The ovarian cells were maintained in Dulbecco’s modified Eagle’s medium (DMEM)/F-12 (1 : 1, v/v, HyClone, local agency of Thermo Fisher Scientific Inc., Beijing, China) at a concentration of 1×10⁶ cells/mL. 1×10⁶ cells were collected and resuspended in 400 µL of annexin V binding buffer containing fluorescein isothiocyanate (FITC)-conjugated annexin V (Mbchem, Shanghai, China). After 15 min of incubation at 37°C, 10 µL of propidium iodide (PI, 25 µg/mL) was added. The cell suspension was immediately analyzed using fluorescence activated cell sorter (FACS) Calibur flow cytometer (BD Biosciences, San Jose, CA, U.S.A.). The excitation wavelength was set at 488 nm with the emission wavelength set at 513 and 675 nm for detecting FITC-annexin V (FL1 channel) and PI (FL3 channel), respectively. Apoptosis rate was calculated by the equation: Apoptosis rate%=the number of apoptosis cells/(the number of apoptosis cells+the number of normal cells)×100%.

Relevant Gynecological Hormones Levels

Progesterone (P₄) was estimated in plasma samples using a commercially available radioimmunoassay (RIA) kit (Beijing North Institute of Biotechnology, Beijing, China). The sensitivity of the assay was 0.25 ng/mL. The mean intra- and interassay coefficients of variation (CVs) were 5.5 and 9.2%, respectively. E₂ was estimated in plasma samples using a commercially available RIA kit (Beijing North Institute of Biotechnology). The sensitivity of the assay was 2.5 pg/mL. The mean intra- and interassay CVs were 4.6 and 11.5%, respectively. Follicle-stimulating hormone (FSH) was estimated in plasma samples using a commercially available RIA kit (MP Biomedicals (Shanghai) Co., Ltd., China). The sensitivity of the assay was 0.28 IU/L. The mean intra- and interassay CVs were 4.8 and 10.2%, respectively. Luteinizing hormone (LH) was estimated in plasma samples using a commercially available RIA kit (Shanghai Kaibo Biochemical Reagent Co., Ltd., China). The sensitivity of the assay was 0.21 IU/L. The mean intra- and interassay CVs were 4.2 and 9.0%, respectively.

Statistical Analysis

Results are presented as mean±standard error of the mean (S.E.M.) of the observations. The statistical analysis was performed using two-way ANOVA and the Tukey test was conducted using Student’s t-test in the SYSTAT 10.2 statistical software program. The values were considered significantly different at values of p<0.05.

RESULTS

Effect on Uterine, Ovarian, and Pituitary Indices

In the present study, the initial body weights of the five groups (except normal group) were similar. The body weights increased continuously in all groups. At the end of the study, the rats in E₂-treated group and the three catalpol-treated groups showed no increases in body weight, which were not different in control group (Fig. 2A; p>0.05). As expected, the brain, ovarian and adrenal indices (g/100 g body weight) were significantly reduced in control group compared to normal group (p<0.01, p<0.01, and p<0.05, respectively), indicating that apolexis resulted in atrophy of the brain, ovary and adrenal. But the the pituitary and uterine indices of control group were not seen to have significantly difference from normal group (p>0.05). 17β-E₂, high dose catalpol, medium dose catalpol, and low dose catalpol administration prevented ovary index loss compared to control group (p<0.05, p<0.01, p<0.01, and p<0.05, respectively) but still resulted in a lower ovary index than that of normal group (p>0.05; Fig. 2B).

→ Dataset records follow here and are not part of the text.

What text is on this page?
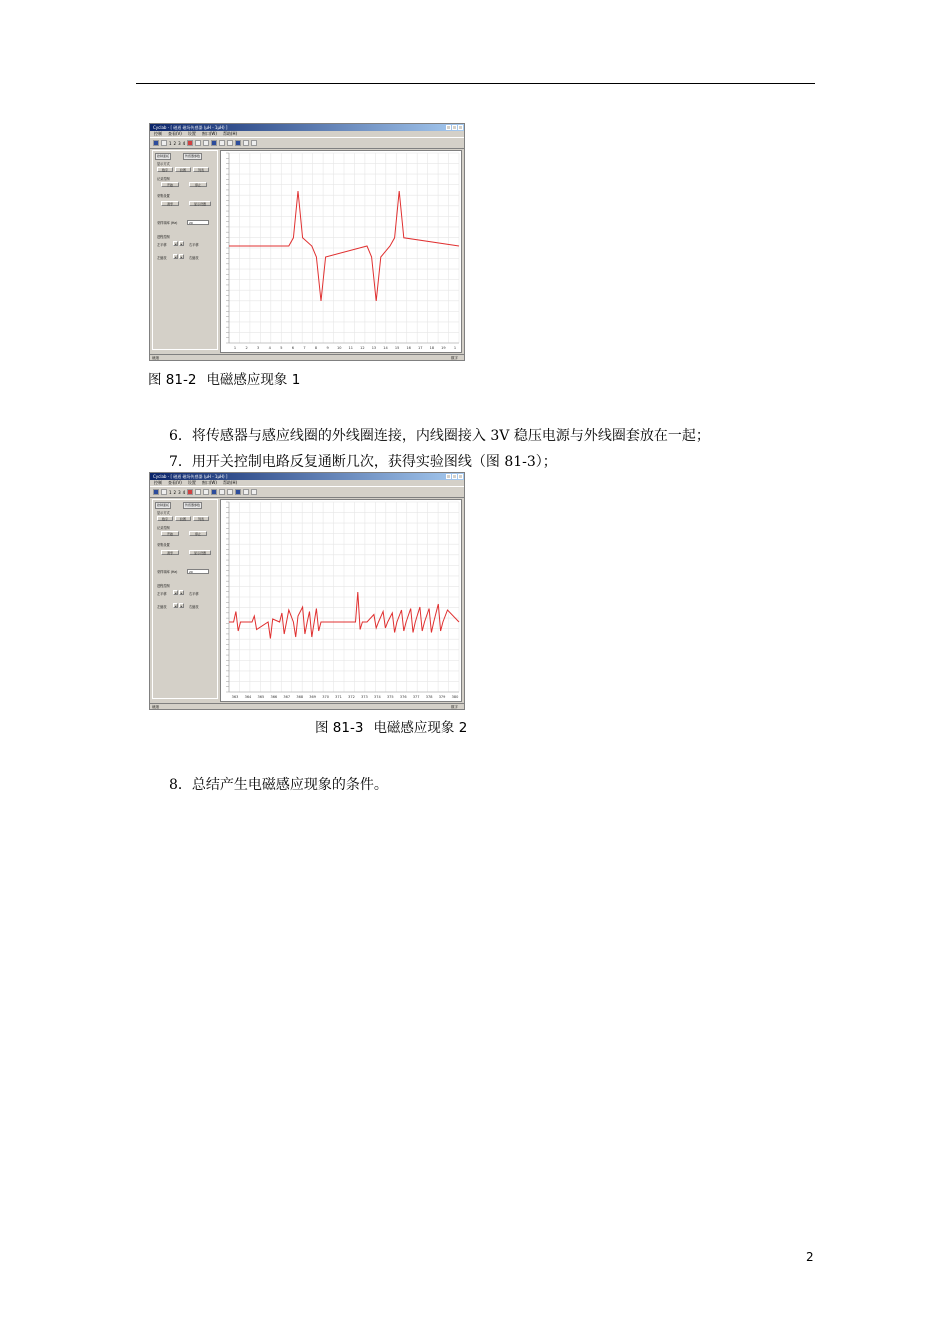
Cyclab - [ 磁通 磁场传感器 (μH - 1μH) ]
控制 查看(V) 设置 窗口(W) 帮助(H)
1 2 3 4
控制面板	传感器参数
显示方式
数字	拉图	列表
记录控制
开始	停止
采集设置
清零	显示设置
采样频率 (Hz)	20
进程控制
左平移	◂	▸	右平移
左缩放	◂	▸	右缩放
1	2	3	4	5	6	7	8	9 10 11 12 13 14 15 16 17 18 19 1
就绪	数字
图 81-2 电磁感应现象 1
6．将传感器与感应线圈的外线圈连接，内线圈接入 3V 稳压电源与外线圈套放在一起；
7．用开关控制电路反复通断几次，获得实验图线（图 81-3）；
Cyclab - [ 磁通 磁场传感器 (μH - 1μH) ]
控制 查看(V) 设置 窗口(W) 帮助(H)
1 2 3 4
控制面板	传感器参数
显示方式
数字	拉图	列表
记录控制
开始	停止
采集设置
清零	显示设置
采样频率 (Hz)	20
进程控制
左平移	◂	▸	右平移
左缩放	◂	▸	右缩放
363 364 365 366 367 368 369 370 371 372 373 374 375 376 377 378 379 380
就绪	数字
图 81-3 电磁感应现象 2
8．总结产生电磁感应现象的条件。
2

Fig. 2. Effect of Catalpol on the (A) Body Weight and (B) Tissue Indices of Aged Senile Rats (n=8)

Normal group, non-aged (treated with vehicle); control group, aged (treated with vehicle); E₂-treated group, treated with 17β-estradiol 0.18 mg/kg; H-catalpol-treated group, M-catalpol-treated group, and L-catalpol-treated group, treated with catalpol 5, 3, and 1 mg/kg, i.g., respectively. Results are presented as mean±S.E.M. * p<0.05, ** p<0.01, control group, E₂-treated group, H-catalpol-treated group, M-catalpol-treated group, and L-catalpol-treated group versus normal group; ^# p<0.05, ^## p<0.01, E₂-treated group, H-catalpol-treated group, M-catalpol-treated group, and L-catalpol-treated group versus control group.

Effect of Catalpol on the Ovarian Ultrastructure of Aged Female Rats

Healthy Normal Rats (Fig. 3)

Electron microscopy with low resolution disclosed that the granulocytes in normal group of reproductive potential were 12–15 µm in diameter, with irregular oval shape and arrayed next to each other. The granulocytes possessed one or two reticular nucleoli with normal chromatin. The cytoplasm of the granulocytes was found to contain many dark and round secretory granules with a diameter of 0.3–0.8 µm that could be electronically stained. Under electron microscopy with high resolution, a large quantity of utricular smooth endoplasmic reticulum (ER) was observed in the cytoplasm of the granulocytes, and the mitochondria dispersed inside showed clear tabulate cristae in a regular array; the Golgi complexes were normal in shape; no apoptotic cells were found.

Fig. 3. The Ovarian Ultrastructure of Normal Group

Model Rats (Fig. 4)

Compared with normal group, the granulocytes size of control group became small-diameter of 8 µm or so. The numbers of organelles and secretory granules decreased, and secretory granules became vacuoles; the quantity of smooth ER and mitochondria in the cytoplasm was significantly reduced; the size of mitochondria was smaller and cristae were not visible; the Golgi complexes were found in disordered state. The sinusoidal gap widened among the granulocytes and myelination-like modifications appeared.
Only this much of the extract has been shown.